I agree with this approach. Young ones nowadays get everything managed for them to the ninth degree. They need to make mistakes to learn the hard way. My eldest is 19yo and I haven't restricted his phone at all. He has been fine getting up daily for college, passed all exams in high school etc. You have to just let them get on with it. They have to self regulate eventually.

My 15yo isn't really that interested in his phone so it hasn't been an issue for him. X Box however 🙄🤣 so lights have to be out 10pm. Blanket rule.

Younger two not at this stage yet. They're of a different generation to the older two so it will be interesting to see how it pans out.

I largely don’t micromanage their lives. Probably since year 8 they’ve been in charge of homework for example, I’m not on at them constantly even though I have the app so can see when it is or isn’t done. My theory is if they want to get a detention, that’s on them but they’ve all self regulated with that and never missed any! They also walk home from school (almost 3 miles), go out with friends often, are responsible for their packed lunches and keeping their rooms tidy, wash up and do their own laundry etc. I wouldn’t say I’m hugely on top.

Screentime feels a bit different because I feel even as adults it can be difficult to self regulate sometimes once the algorithm has you hooked. Their brains are at a rather pivotal stage of development and their exams are super important.

OP posts:
LlynTegid · 08/06/2026 17:51

I wish all parents thought the same as you.

As for the 'it's unfair' comment, has your child been watching re-runs of Harry Enfield?

Sartre · 08/06/2026 17:51

LlynTegid · 08/06/2026 17:51

I wish all parents thought the same as you.

As for the 'it's unfair' comment, has your child been watching re-runs of Harry Enfield?

Haha! We have shown them all Kevin and got massive eye rolls…

OP posts:
ParmesanRealignment · 08/06/2026 17:55

Sparrowsandbudgies · 08/06/2026 17:00

My Ds is 14 and we tell him to go to bed at 11pm on school nights and 11.30 at the weekend but we don’t actually know when he goes to sleep and he’s allowed to keep his phone in his room. We don’t really monitor screen time anymore. Up to about 12 he had to leave his gadgets downstairs to charge from 10.30 but now he’s older we just say if you can’t get up for school you won’t be able to have your phone late at night!

So you don’t know when your DC is going to sleep, or what he’s accessing on the internet overnight, or how much of the night he’s awake doom-scrolling or talking to randoms in online forums? And this is on school nights?

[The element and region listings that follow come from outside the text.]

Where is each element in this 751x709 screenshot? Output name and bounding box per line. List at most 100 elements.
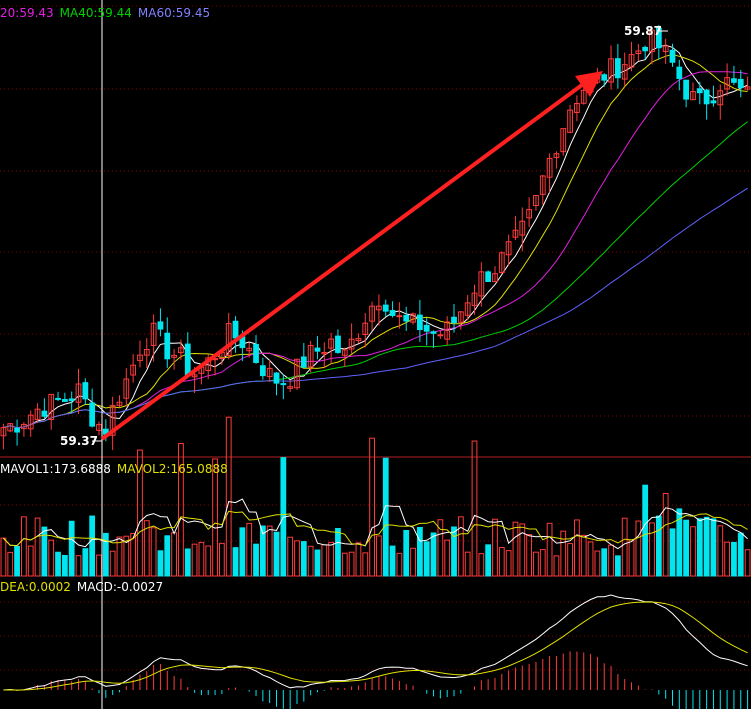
volume-bar-24: [164, 535, 171, 577]
candle-body-100: [683, 79, 690, 100]
volume-bar-39: [266, 525, 273, 577]
candle-body-19: [130, 364, 137, 376]
volume-bar-0: [0, 537, 7, 577]
volume-bar-8: [55, 551, 61, 577]
volume-bar-29: [198, 541, 205, 577]
ma5-line: [3, 44, 748, 429]
volume-bar-80: [546, 522, 553, 577]
candle-body-72: [492, 273, 498, 283]
candle-body-71: [485, 271, 492, 283]
candle-body-59: [403, 314, 410, 322]
volume-bar-1: [7, 551, 14, 577]
candle-body-95: [649, 29, 655, 53]
mavol1-line: [3, 498, 748, 550]
high-price-label: 59.87: [624, 24, 662, 38]
candle-body-41: [280, 383, 287, 386]
candle-body-52: [355, 338, 362, 342]
volume-bar-34: [232, 547, 239, 577]
volume-bar-62: [423, 541, 430, 577]
candle-body-96: [655, 27, 662, 49]
volume-bar-85: [580, 534, 587, 577]
candle-body-58: [396, 315, 403, 318]
volume-bar-14: [96, 554, 102, 577]
volume-bar-84: [574, 519, 580, 577]
candle-body-24: [164, 332, 171, 360]
candle-body-66: [451, 316, 457, 324]
ma60-legend: MA60:59.45: [137, 6, 211, 20]
candle-body-42: [287, 386, 294, 389]
candle-body-34: [232, 320, 239, 339]
candle-body-47: [321, 352, 328, 355]
volume-bar-58: [396, 552, 403, 577]
macd-value-legend: MACD:-0.0027: [76, 580, 164, 594]
candle-body-63: [430, 331, 437, 334]
volume-bar-79: [539, 549, 546, 577]
candle-body-106: [724, 77, 730, 90]
candle-body-102: [696, 88, 703, 94]
candle-body-90: [614, 58, 621, 79]
candle-body-28: [191, 374, 198, 378]
volume-bar-5: [34, 517, 41, 577]
volume-bar-106: [724, 541, 730, 577]
candle-body-5: [34, 408, 41, 420]
candle-body-84: [574, 103, 580, 113]
volume-bar-32: [218, 542, 225, 577]
dif-line: [3, 594, 748, 691]
candle-body-103: [703, 89, 710, 105]
volume-bar-108: [737, 532, 744, 577]
volume-bar-38: [259, 525, 266, 577]
volume-bar-30: [205, 545, 212, 577]
mavol2-line: [3, 510, 748, 547]
volume-bar-76: [519, 523, 526, 577]
candle-body-80: [546, 157, 553, 178]
candle-body-55: [376, 305, 382, 311]
candle-body-13: [89, 402, 96, 427]
candle-body-3: [21, 423, 27, 430]
candle-body-82: [560, 128, 567, 153]
volume-bars[interactable]: [0, 416, 751, 577]
candle-body-92: [628, 54, 635, 68]
candle-body-99: [676, 66, 683, 79]
volume-bar-19: [130, 532, 137, 577]
volume-bar-54: [369, 437, 375, 577]
volume-bar-40: [273, 531, 280, 577]
candle-body-85: [580, 89, 587, 104]
volume-bar-98: [669, 528, 676, 577]
candle-body-10: [68, 398, 75, 402]
candle-body-37: [253, 343, 259, 363]
candle-body-76: [519, 220, 526, 236]
volume-bar-12: [82, 548, 89, 577]
candle-body-18: [123, 378, 130, 399]
candle-body-68: [464, 302, 471, 316]
volume-bar-96: [655, 515, 662, 577]
candle-body-6: [41, 410, 48, 417]
macd-legend: DEA:0.0002 MACD:-0.0027: [0, 580, 169, 594]
volume-bar-3: [21, 516, 27, 577]
candle-body-101: [690, 91, 696, 101]
volume-bar-18: [123, 535, 130, 577]
candlesticks[interactable]: [0, 24, 751, 451]
candle-body-108: [737, 78, 744, 89]
volume-bar-6: [41, 526, 48, 577]
ma60-line: [3, 187, 748, 429]
volume-bar-109: [744, 549, 751, 577]
volume-bar-43: [294, 540, 300, 577]
volume-bar-99: [676, 508, 683, 577]
candle-body-94: [642, 46, 649, 52]
candle-body-20: [137, 354, 143, 362]
volume-bar-71: [485, 544, 492, 577]
candle-body-91: [621, 64, 628, 80]
ma40-legend: MA40:59.44: [59, 6, 132, 20]
volume-bar-44: [300, 541, 307, 577]
ma20-line: [3, 71, 748, 429]
candle-body-45: [307, 344, 314, 368]
candle-body-78: [533, 194, 539, 207]
volume-bar-9: [61, 554, 68, 577]
volume-bar-2: [14, 545, 20, 577]
candle-body-89: [608, 58, 614, 83]
volume-bar-74: [505, 550, 512, 577]
volume-bar-91: [621, 517, 628, 577]
candle-body-1: [7, 423, 14, 432]
candle-body-16: [109, 405, 116, 436]
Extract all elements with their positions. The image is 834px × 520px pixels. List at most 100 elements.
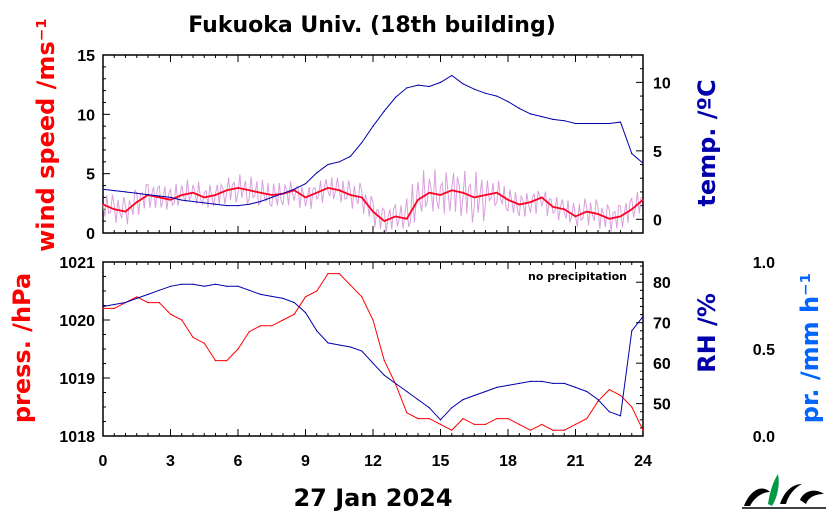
logo-icon <box>742 474 826 509</box>
pressure-line-point <box>529 429 532 431</box>
wind-speed-line-point <box>124 211 127 213</box>
rh-line-point <box>563 382 565 384</box>
pressure-line-point <box>248 331 250 333</box>
pressure-line-point <box>462 418 464 420</box>
rh-line-point <box>304 312 307 314</box>
pressure-line-point <box>507 418 509 420</box>
temperature-line-point <box>574 122 577 125</box>
rh-line-point <box>496 386 498 388</box>
temperature-line-point <box>192 200 194 203</box>
pressure-line-point <box>282 319 284 321</box>
temperature-line-point <box>406 87 408 89</box>
pressure-line-point <box>372 319 374 321</box>
temperature-line-point <box>327 163 329 166</box>
temperature-line-point <box>417 84 419 86</box>
pressure-line-point <box>147 302 149 304</box>
wind-speed-line-point <box>259 192 262 194</box>
pressure-line-point <box>563 429 565 431</box>
wind-speed-line-point <box>394 215 397 217</box>
pressure-line-point <box>136 296 138 298</box>
temperature-line-point <box>428 85 430 88</box>
temperature-line-point <box>541 116 543 118</box>
temperature-line-point <box>529 113 532 115</box>
precipitation-note: no precipitation <box>528 270 627 283</box>
wind-speed-line-point <box>203 196 205 198</box>
rh-line-point <box>136 297 138 299</box>
wind-speed-line-point <box>417 199 419 201</box>
temperature-line-point <box>214 203 217 205</box>
rh-line-point <box>484 390 487 393</box>
pressure-line-point <box>484 423 487 425</box>
top-series <box>102 74 644 233</box>
pressure-line-point <box>214 360 217 362</box>
rh-line-point <box>541 380 543 382</box>
rh-line-point <box>169 285 172 287</box>
pressure-line-point <box>451 429 453 431</box>
rh-line-point <box>439 419 442 421</box>
rh-line-point <box>124 301 127 304</box>
wind-speed-line-point <box>586 211 588 213</box>
pressure-line-point <box>619 394 622 396</box>
pressure-line-point <box>518 423 520 425</box>
temperature-line-point <box>439 81 442 83</box>
pressure-line-point <box>271 325 273 327</box>
rh-line-point <box>372 362 374 364</box>
wind-speed-line-point <box>271 194 273 196</box>
x-tick-label: 9 <box>301 453 310 470</box>
y-tick-label: 0 <box>86 226 95 243</box>
temperature-line-point <box>304 183 307 185</box>
wind-speed-axis-label: wind speed /ms⁻¹ <box>32 18 60 252</box>
temperature-line-point <box>203 202 205 204</box>
wind-speed-line-point <box>293 189 295 191</box>
bottom-series <box>102 273 644 431</box>
rh-line-point <box>586 390 588 393</box>
rh-line-point <box>518 382 520 384</box>
pressure-line-point <box>417 418 419 420</box>
rh-line-point <box>102 305 104 308</box>
wind-speed-line-point <box>451 189 453 191</box>
rh-line-point <box>147 293 149 295</box>
rh-line-point <box>158 289 160 291</box>
pressure-line-point <box>192 336 194 338</box>
pressure-line-point <box>293 313 295 315</box>
pressure-line-point <box>304 296 307 298</box>
y2-tick-label: 0 <box>653 212 662 229</box>
rh-line-point <box>259 293 262 295</box>
y3-tick-label: 0.5 <box>753 342 775 359</box>
temperature-line-point <box>338 161 340 163</box>
rh-line-point <box>203 285 205 287</box>
y3-tick-label: 0.0 <box>753 429 775 446</box>
wind-speed-line-point <box>574 215 577 217</box>
pressure-line-point <box>541 423 543 425</box>
pressure-line-point <box>327 273 329 275</box>
rh-line-point <box>327 342 329 344</box>
chart-title: Fukuoka Univ. (18th building) <box>188 13 556 38</box>
y2-tick-label: 80 <box>653 275 671 292</box>
x-tick-label: 12 <box>364 453 382 470</box>
x-tick-label: 15 <box>432 453 450 470</box>
precip-axis-ticks: 0.0 0.5 1.0 <box>753 255 775 446</box>
pressure-line-point <box>259 325 262 327</box>
top-ticks: 0 5 10 15 0 5 10 <box>77 48 671 243</box>
wind-speed-line-point <box>248 189 250 191</box>
temperature-line-point <box>282 192 284 194</box>
wind-speed-line-point <box>136 201 138 203</box>
temperature-line-point <box>169 196 172 198</box>
temperature-line-point <box>259 200 262 203</box>
rh-line-point <box>406 390 408 393</box>
rh-line-point <box>417 399 419 401</box>
rh-line-point <box>597 399 599 401</box>
rh-line-point <box>349 346 352 348</box>
temperature-line-point <box>586 122 588 125</box>
wind-speed-line-point <box>541 196 543 198</box>
temperature-line <box>102 74 644 207</box>
rh-line-point <box>192 283 194 285</box>
pressure-line <box>103 273 644 431</box>
x-tick-label: 0 <box>99 453 108 470</box>
temperature-line-point <box>158 195 160 197</box>
date-label: 27 Jan 2024 <box>293 484 452 512</box>
rh-line <box>102 283 644 421</box>
temperature-line-point <box>248 203 250 205</box>
wind-speed-line-point <box>484 194 487 196</box>
temperature-line-point <box>451 74 453 77</box>
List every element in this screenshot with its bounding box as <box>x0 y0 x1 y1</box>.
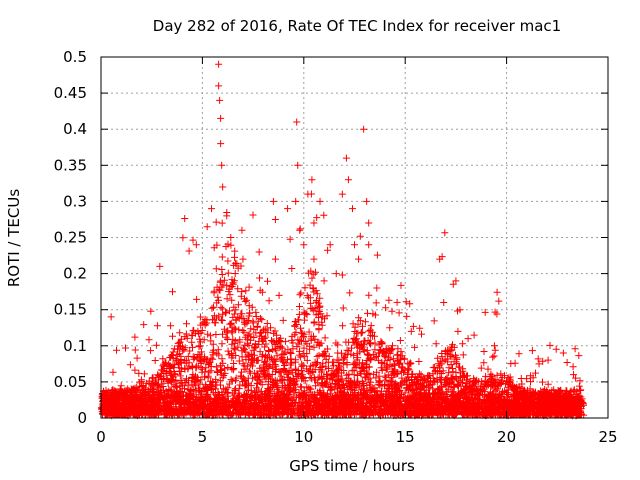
data-point <box>292 197 300 205</box>
axis-ticks: 0 0.05 0.1 0.15 0.2 0.25 0.3 0.35 0.4 0.45 0.5 0 5 10… <box>54 48 618 446</box>
data-point <box>216 96 224 104</box>
x-tick-label: 10 <box>294 428 313 446</box>
data-point <box>308 176 316 184</box>
data-point <box>294 161 302 169</box>
y-tick-label: 0.1 <box>63 337 87 355</box>
data-point <box>342 154 350 162</box>
data-points <box>97 60 588 420</box>
data-point <box>436 255 444 263</box>
x-tick-label: 25 <box>598 428 617 446</box>
data-point <box>440 298 448 306</box>
data-point <box>320 277 328 285</box>
data-point <box>365 219 373 227</box>
x-axis-label: GPS time / hours <box>289 457 415 475</box>
data-point <box>215 60 223 68</box>
y-tick-label: 0.4 <box>63 120 87 138</box>
plot-frame <box>100 56 609 419</box>
data-point <box>239 255 247 263</box>
data-point <box>219 183 227 191</box>
roti-point-cloud <box>98 190 585 419</box>
data-point <box>452 277 460 285</box>
y-axis-label: ROTI / TECUs <box>5 189 23 287</box>
data-point <box>373 284 381 292</box>
data-point <box>310 219 318 227</box>
y-tick-label: 0.5 <box>63 48 87 66</box>
data-point <box>217 114 225 122</box>
data-point <box>332 270 340 278</box>
y-tick-label: 0.15 <box>54 301 87 319</box>
x-tick-label: 20 <box>497 428 516 446</box>
data-point <box>344 176 352 184</box>
chart-title: Day 282 of 2016, Rate Of TEC Index for r… <box>153 17 561 35</box>
data-point <box>223 212 231 220</box>
data-point <box>227 234 235 241</box>
data-point <box>570 371 578 379</box>
data-point <box>107 313 115 321</box>
y-tick-label: 0.3 <box>63 192 87 210</box>
data-point <box>215 82 223 90</box>
data-point <box>464 335 472 343</box>
data-point <box>316 197 324 205</box>
data-point <box>310 255 318 263</box>
data-point <box>304 190 312 198</box>
data-point <box>456 306 464 314</box>
data-point <box>338 190 346 198</box>
data-point <box>559 349 567 357</box>
y-tick-label: 0.45 <box>54 84 87 102</box>
data-point <box>454 327 462 335</box>
data-point <box>326 241 334 249</box>
data-point <box>255 248 263 256</box>
x-tick-label: 15 <box>396 428 415 446</box>
roti-base-band <box>97 390 588 420</box>
data-point <box>208 205 216 213</box>
data-point <box>355 255 363 263</box>
y-tick-label: 0.35 <box>54 156 87 174</box>
data-point <box>365 241 373 249</box>
x-tick-label: 0 <box>96 428 106 446</box>
data-point <box>351 241 358 249</box>
data-point <box>269 197 277 205</box>
data-point <box>363 197 371 205</box>
data-point <box>293 118 301 126</box>
data-point <box>535 360 543 368</box>
y-tick-label: 0.2 <box>63 265 87 283</box>
data-point <box>192 241 200 249</box>
data-point <box>217 140 225 148</box>
data-point <box>300 241 308 249</box>
data-point <box>238 226 246 234</box>
grid-lines <box>101 57 608 418</box>
data-point <box>156 262 164 270</box>
data-point <box>218 161 226 169</box>
data-point <box>271 255 279 263</box>
data-point <box>407 327 415 335</box>
data-point <box>348 205 356 213</box>
data-point <box>490 342 498 350</box>
data-point <box>360 125 368 133</box>
data-point <box>271 215 279 223</box>
y-tick-label: 0.25 <box>54 229 87 247</box>
y-tick-label: 0 <box>77 409 87 427</box>
y-tick-label: 0.05 <box>54 373 87 391</box>
x-tick-label: 5 <box>198 428 208 446</box>
data-point <box>284 205 292 213</box>
data-point <box>296 226 304 234</box>
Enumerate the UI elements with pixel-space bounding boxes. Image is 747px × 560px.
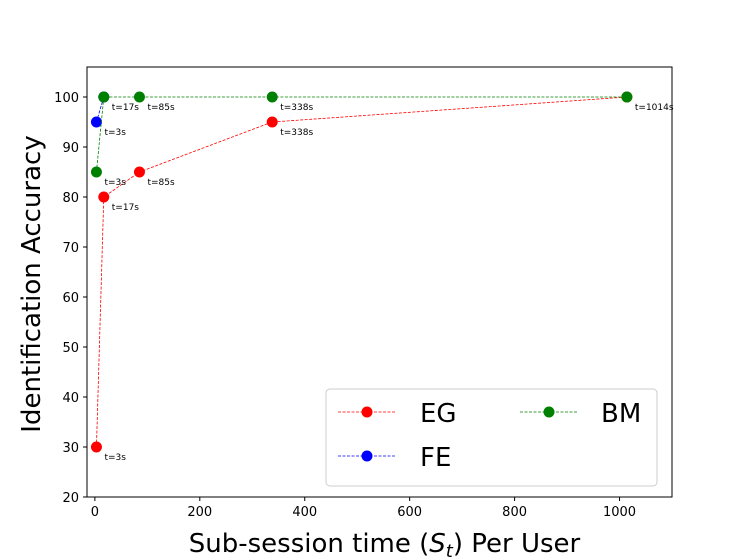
legend-marker-eg [361, 406, 373, 418]
point-label-eg: t=1014s [635, 103, 674, 113]
series-layer [90, 91, 633, 453]
data-point-fe [90, 116, 102, 128]
point-label-eg: t=85s [147, 178, 175, 188]
y-tick-label: 80 [62, 191, 79, 206]
legend-label-fe: FE [420, 443, 451, 473]
plot-frame [86, 66, 673, 498]
x-axis-label-main: Sub-session time ( [189, 529, 430, 559]
data-point-eg [266, 116, 278, 128]
point-labels-layer: t=3s t=17s t=85s t=338s t=1014s t=3s t=17s t=3s… [104, 103, 673, 463]
point-label-eg: t=3s [104, 453, 126, 463]
legend-label-eg: EG [420, 399, 457, 429]
x-axis-label: Sub-session time (St) Per User [189, 529, 581, 560]
legend-marker-fe [361, 450, 373, 462]
y-tick-label: 60 [62, 291, 79, 306]
point-label-fe: t=17s [112, 103, 140, 113]
legend-marker-bm [543, 406, 555, 418]
data-point-bm [98, 91, 110, 103]
x-tick-label: 200 [187, 505, 212, 520]
series-line-bm [96, 96, 627, 173]
y-tick-label: 90 [62, 141, 79, 156]
y-axis-label: Identification Accuracy [17, 135, 47, 432]
point-label-bm: t=85s [147, 103, 175, 113]
y-tick-label: 50 [62, 341, 79, 356]
data-point-bm [133, 91, 145, 103]
x-axis-label-symbol: S [429, 529, 446, 559]
x-axis-label-subscript: t [446, 541, 454, 560]
legend: EG FE BM [325, 388, 658, 487]
y-tick-label: 100 [54, 91, 79, 106]
y-tick-label: 20 [62, 491, 79, 506]
y-tick-label: 70 [62, 241, 79, 256]
point-label-fe: t=3s [104, 128, 126, 138]
x-axis-label-rest: ) Per User [453, 529, 581, 559]
legend-box [325, 388, 658, 487]
y-tick-label: 30 [62, 441, 79, 456]
point-label-eg: t=17s [112, 203, 140, 213]
x-tick-label: 600 [397, 505, 422, 520]
axis-ticks-layer: 0 200 400 600 800 1000 20 30 40 50 60 70 80 90 100 [54, 91, 636, 520]
x-tick-label: 0 [91, 505, 99, 520]
y-tick-label: 40 [62, 391, 79, 406]
data-point-bm [266, 91, 278, 103]
data-point-eg [133, 166, 145, 178]
x-tick-label: 1000 [603, 505, 636, 520]
data-point-eg [98, 191, 110, 203]
x-tick-label: 400 [292, 505, 317, 520]
legend-label-bm: BM [601, 399, 641, 429]
point-label-eg: t=338s [280, 128, 313, 138]
data-point-bm [90, 166, 102, 178]
point-label-bm: t=338s [280, 103, 313, 113]
data-point-eg [90, 441, 102, 453]
x-tick-label: 800 [502, 505, 527, 520]
point-label-bm: t=3s [104, 178, 126, 188]
data-point-bm [621, 91, 633, 103]
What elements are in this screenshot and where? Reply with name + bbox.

wafflesmgee · 08/06/2026 17:59

Our rule is all phones in parents bedroom before bed, our fifteen year old has a smartphone that cuts out at 8pm and has a total screen limit of two hours per day, our thirteen year old has a brick with no internet and our seven year old has no phone.
iPads for school work stay in the kitchen, no other use, and kindles left in kitchen before bed.
we are strict because we are teachers and can see the damage of unlimited screen use in bedrooms on the pupils we teach. we are dealing with lost generations with no moral compass other than people who make money spewing hate online.

There is no way, no WAY I would allow my children to have any internet connected device in their bedroom with them at night. Yes I trust my kids, but I do not trust random strangers they could have access to on the internet. Open your eyes.